酵母が違えば、パンも違う。食パン焼き比べの記録<後編>|酒種酵母
前編はこちら。
前編の「種継ぎ比べ」から続いて、
いよいよ実際にパンを焼き上げました。
焼き上がった3つのミルクブレッドがこちらです。
並びは左から、酵母a→b→cの順。

オーブンに入れる前までは、実はハラハラしていました。
古い一番種から継いだ酵母aが、なかなかホイロ(仕上げ発酵)で上がってこなかったのです。
ところが、オーブンに入れた途端にぐんぐんと窯伸びして、bに一気に追いつきました。これには本当にびっくり。
酵母の持つ底力というか、オーブンの中での生命力を間近で見たような気持ちです。
見かけののんびりさに騙されそうになったけれど、最後まで見守らないとわからないものですね。

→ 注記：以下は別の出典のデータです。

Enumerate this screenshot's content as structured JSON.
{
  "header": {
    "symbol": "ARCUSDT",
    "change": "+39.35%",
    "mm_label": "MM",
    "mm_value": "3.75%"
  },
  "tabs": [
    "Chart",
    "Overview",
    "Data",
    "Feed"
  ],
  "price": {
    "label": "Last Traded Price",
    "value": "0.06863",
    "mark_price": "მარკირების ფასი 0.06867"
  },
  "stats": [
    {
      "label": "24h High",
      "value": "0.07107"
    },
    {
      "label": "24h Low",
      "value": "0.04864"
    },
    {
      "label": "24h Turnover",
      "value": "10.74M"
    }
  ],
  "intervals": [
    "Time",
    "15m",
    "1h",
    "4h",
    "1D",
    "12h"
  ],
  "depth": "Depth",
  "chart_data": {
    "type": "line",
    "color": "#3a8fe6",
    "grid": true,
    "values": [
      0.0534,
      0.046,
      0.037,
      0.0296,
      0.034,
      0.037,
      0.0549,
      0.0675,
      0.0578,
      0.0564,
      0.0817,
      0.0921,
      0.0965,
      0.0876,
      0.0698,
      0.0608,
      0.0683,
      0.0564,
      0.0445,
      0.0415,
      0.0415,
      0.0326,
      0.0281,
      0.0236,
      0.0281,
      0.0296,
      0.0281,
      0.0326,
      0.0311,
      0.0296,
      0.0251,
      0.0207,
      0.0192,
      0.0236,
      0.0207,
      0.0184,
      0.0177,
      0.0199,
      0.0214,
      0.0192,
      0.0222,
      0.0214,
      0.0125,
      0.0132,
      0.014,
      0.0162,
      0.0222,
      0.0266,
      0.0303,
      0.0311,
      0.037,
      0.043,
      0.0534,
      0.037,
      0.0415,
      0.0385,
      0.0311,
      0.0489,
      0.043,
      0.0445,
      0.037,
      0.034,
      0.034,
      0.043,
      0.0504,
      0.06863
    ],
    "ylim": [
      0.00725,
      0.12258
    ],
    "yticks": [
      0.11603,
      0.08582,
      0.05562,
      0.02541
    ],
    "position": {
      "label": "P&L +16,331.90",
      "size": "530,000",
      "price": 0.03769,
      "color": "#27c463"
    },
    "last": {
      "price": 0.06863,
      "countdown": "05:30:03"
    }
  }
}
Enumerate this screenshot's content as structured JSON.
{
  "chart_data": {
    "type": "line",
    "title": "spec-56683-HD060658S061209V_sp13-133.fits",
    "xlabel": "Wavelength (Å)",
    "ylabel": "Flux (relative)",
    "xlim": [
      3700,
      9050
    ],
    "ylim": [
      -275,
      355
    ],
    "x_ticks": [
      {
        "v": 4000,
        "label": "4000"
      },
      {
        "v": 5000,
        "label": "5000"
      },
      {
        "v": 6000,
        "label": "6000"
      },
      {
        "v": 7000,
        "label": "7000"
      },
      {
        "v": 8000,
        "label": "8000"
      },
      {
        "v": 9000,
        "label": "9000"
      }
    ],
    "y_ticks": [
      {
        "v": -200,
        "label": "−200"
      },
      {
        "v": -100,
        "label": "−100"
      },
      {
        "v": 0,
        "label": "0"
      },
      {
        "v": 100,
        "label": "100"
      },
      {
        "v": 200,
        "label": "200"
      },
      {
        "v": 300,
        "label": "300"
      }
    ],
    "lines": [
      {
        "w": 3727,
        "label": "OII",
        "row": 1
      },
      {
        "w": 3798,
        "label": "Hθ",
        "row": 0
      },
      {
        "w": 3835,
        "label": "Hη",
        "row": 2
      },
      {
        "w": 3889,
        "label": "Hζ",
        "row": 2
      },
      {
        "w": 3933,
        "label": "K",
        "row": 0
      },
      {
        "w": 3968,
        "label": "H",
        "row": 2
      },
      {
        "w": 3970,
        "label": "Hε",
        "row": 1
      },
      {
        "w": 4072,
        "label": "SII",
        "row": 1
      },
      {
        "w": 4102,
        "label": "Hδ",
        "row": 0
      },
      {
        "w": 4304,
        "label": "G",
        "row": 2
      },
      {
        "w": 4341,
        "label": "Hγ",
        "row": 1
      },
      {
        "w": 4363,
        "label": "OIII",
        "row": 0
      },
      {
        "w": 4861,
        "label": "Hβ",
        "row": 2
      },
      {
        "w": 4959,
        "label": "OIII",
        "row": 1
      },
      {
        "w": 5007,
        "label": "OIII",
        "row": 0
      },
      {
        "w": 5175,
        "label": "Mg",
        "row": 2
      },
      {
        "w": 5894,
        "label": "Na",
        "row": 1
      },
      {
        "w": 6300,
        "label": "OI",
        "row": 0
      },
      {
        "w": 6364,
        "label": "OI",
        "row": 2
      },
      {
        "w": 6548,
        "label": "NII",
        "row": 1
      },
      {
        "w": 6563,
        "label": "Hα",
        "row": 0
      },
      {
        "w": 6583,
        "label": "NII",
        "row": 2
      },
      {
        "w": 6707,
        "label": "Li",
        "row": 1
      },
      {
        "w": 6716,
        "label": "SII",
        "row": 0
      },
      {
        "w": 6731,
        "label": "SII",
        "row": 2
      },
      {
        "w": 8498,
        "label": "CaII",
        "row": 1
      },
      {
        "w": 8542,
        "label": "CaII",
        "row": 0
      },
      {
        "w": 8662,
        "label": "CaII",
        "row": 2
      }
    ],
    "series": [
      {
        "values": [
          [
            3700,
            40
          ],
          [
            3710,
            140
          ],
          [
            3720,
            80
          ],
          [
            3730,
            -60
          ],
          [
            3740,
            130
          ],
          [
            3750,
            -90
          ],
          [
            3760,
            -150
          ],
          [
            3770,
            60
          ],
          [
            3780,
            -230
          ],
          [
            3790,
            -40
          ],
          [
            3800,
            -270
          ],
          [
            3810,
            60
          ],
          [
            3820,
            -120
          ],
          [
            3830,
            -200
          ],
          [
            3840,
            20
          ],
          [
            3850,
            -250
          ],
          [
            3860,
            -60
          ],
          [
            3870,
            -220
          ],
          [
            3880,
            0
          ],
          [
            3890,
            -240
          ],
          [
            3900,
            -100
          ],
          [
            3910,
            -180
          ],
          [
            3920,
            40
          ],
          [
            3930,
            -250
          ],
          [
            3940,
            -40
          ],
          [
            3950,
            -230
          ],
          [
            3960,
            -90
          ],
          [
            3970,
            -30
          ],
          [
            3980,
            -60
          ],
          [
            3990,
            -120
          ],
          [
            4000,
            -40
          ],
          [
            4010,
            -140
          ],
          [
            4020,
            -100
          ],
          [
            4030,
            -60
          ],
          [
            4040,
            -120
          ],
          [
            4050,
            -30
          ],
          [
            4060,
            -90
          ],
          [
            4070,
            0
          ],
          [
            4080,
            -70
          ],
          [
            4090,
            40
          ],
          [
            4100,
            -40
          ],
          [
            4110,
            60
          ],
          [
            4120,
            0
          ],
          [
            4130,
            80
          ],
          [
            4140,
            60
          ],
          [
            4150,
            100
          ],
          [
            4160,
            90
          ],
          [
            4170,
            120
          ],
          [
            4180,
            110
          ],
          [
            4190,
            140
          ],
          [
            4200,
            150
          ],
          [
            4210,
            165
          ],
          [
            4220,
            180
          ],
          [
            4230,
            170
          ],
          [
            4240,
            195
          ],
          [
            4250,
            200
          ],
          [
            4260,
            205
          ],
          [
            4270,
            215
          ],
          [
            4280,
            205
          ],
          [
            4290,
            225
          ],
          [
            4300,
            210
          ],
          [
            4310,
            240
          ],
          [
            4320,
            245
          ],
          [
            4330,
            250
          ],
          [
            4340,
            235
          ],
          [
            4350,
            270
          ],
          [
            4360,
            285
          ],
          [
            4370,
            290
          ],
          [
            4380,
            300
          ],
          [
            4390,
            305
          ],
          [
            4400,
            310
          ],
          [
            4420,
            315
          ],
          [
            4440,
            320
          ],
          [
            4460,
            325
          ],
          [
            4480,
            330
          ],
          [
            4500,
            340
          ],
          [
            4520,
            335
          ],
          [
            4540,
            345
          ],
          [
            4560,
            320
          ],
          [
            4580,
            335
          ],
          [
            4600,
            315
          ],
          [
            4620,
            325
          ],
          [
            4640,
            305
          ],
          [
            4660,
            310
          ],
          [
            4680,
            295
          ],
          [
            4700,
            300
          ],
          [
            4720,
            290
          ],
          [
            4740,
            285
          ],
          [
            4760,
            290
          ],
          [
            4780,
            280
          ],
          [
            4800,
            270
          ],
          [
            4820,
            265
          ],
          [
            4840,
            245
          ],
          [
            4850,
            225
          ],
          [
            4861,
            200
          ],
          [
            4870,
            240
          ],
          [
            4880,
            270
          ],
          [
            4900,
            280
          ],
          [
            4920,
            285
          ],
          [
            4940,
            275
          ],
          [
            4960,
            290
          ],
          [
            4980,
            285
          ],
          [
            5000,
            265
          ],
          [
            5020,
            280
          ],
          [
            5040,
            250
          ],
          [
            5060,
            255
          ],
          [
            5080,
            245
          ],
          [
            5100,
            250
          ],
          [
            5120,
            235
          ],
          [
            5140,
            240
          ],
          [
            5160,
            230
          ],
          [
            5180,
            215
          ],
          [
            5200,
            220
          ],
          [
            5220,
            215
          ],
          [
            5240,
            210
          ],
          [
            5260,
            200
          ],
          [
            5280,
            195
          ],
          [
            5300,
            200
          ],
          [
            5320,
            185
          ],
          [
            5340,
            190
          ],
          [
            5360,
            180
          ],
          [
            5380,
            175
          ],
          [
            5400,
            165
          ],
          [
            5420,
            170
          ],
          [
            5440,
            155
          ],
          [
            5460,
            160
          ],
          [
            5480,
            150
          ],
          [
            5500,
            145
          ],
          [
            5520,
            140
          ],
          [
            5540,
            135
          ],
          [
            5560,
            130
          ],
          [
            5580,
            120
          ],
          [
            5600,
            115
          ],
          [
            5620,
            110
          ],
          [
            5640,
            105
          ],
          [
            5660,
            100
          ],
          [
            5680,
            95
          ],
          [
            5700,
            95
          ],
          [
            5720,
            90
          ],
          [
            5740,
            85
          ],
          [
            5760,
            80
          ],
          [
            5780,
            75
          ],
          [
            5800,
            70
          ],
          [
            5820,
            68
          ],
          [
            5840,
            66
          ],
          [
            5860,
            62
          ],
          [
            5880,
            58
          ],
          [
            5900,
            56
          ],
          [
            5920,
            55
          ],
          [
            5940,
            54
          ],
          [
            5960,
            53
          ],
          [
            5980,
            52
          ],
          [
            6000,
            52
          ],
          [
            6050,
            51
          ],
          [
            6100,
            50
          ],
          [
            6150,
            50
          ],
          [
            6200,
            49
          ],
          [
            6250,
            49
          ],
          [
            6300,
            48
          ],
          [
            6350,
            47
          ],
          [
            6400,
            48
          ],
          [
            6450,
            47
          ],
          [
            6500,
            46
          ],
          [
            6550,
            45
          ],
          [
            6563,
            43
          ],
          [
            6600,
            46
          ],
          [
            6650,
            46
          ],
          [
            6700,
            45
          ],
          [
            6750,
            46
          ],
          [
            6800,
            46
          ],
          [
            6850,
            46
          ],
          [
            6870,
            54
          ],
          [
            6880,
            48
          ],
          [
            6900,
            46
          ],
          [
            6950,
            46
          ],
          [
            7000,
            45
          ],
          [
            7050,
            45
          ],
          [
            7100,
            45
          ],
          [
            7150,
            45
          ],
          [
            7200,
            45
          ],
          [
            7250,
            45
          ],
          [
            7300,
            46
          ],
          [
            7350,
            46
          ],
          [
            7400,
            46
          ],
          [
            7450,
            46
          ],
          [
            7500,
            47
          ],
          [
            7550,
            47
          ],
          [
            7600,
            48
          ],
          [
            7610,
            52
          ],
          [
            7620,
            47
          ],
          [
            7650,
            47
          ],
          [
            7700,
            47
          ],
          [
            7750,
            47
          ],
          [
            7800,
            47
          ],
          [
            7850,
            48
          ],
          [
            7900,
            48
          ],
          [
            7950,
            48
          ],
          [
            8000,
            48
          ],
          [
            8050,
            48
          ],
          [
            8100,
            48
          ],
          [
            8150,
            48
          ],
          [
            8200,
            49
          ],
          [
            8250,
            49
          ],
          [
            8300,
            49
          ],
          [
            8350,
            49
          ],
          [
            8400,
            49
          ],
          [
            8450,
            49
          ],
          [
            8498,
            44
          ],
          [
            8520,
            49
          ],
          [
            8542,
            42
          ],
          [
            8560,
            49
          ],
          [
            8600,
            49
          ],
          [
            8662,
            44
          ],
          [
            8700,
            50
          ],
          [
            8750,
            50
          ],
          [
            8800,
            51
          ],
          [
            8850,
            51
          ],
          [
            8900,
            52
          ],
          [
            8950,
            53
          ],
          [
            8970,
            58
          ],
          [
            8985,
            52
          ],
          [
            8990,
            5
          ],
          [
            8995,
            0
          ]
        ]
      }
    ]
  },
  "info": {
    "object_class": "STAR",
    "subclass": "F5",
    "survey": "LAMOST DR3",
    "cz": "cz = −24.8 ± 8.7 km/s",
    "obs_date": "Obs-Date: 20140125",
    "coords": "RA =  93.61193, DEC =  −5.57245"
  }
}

一方で、cは、最初からの予想どおり、まだ成長半ばな焼き上がりでした。
材料も工程もbとすべて同じにしましたが、一番種の発酵スピードが違うだけでこんなにも違いが出るとは思いませんでした。
もう少しじっくり育ててあげる時間が必要なのかなと思います。
cは、このあと冷蔵庫でねかせることで、育っていくと思うので、一番種bが使い終わったころに一番種cを使おうと思います。
目に見える発酵のスピードだけでは測れない、種の育ち具合。
それぞれの種が持つ「個性」が、焼き上がりのプロセスにもあらわれるから、やっぱり自家製酵母の実験は、新しい発見があり、たのしいものですね。
「みんな違って、みんなそれぞれのチカラを持っている」
そんな酵母たちの声が聞こえてきそうな、楽しいパン焼き比べでした。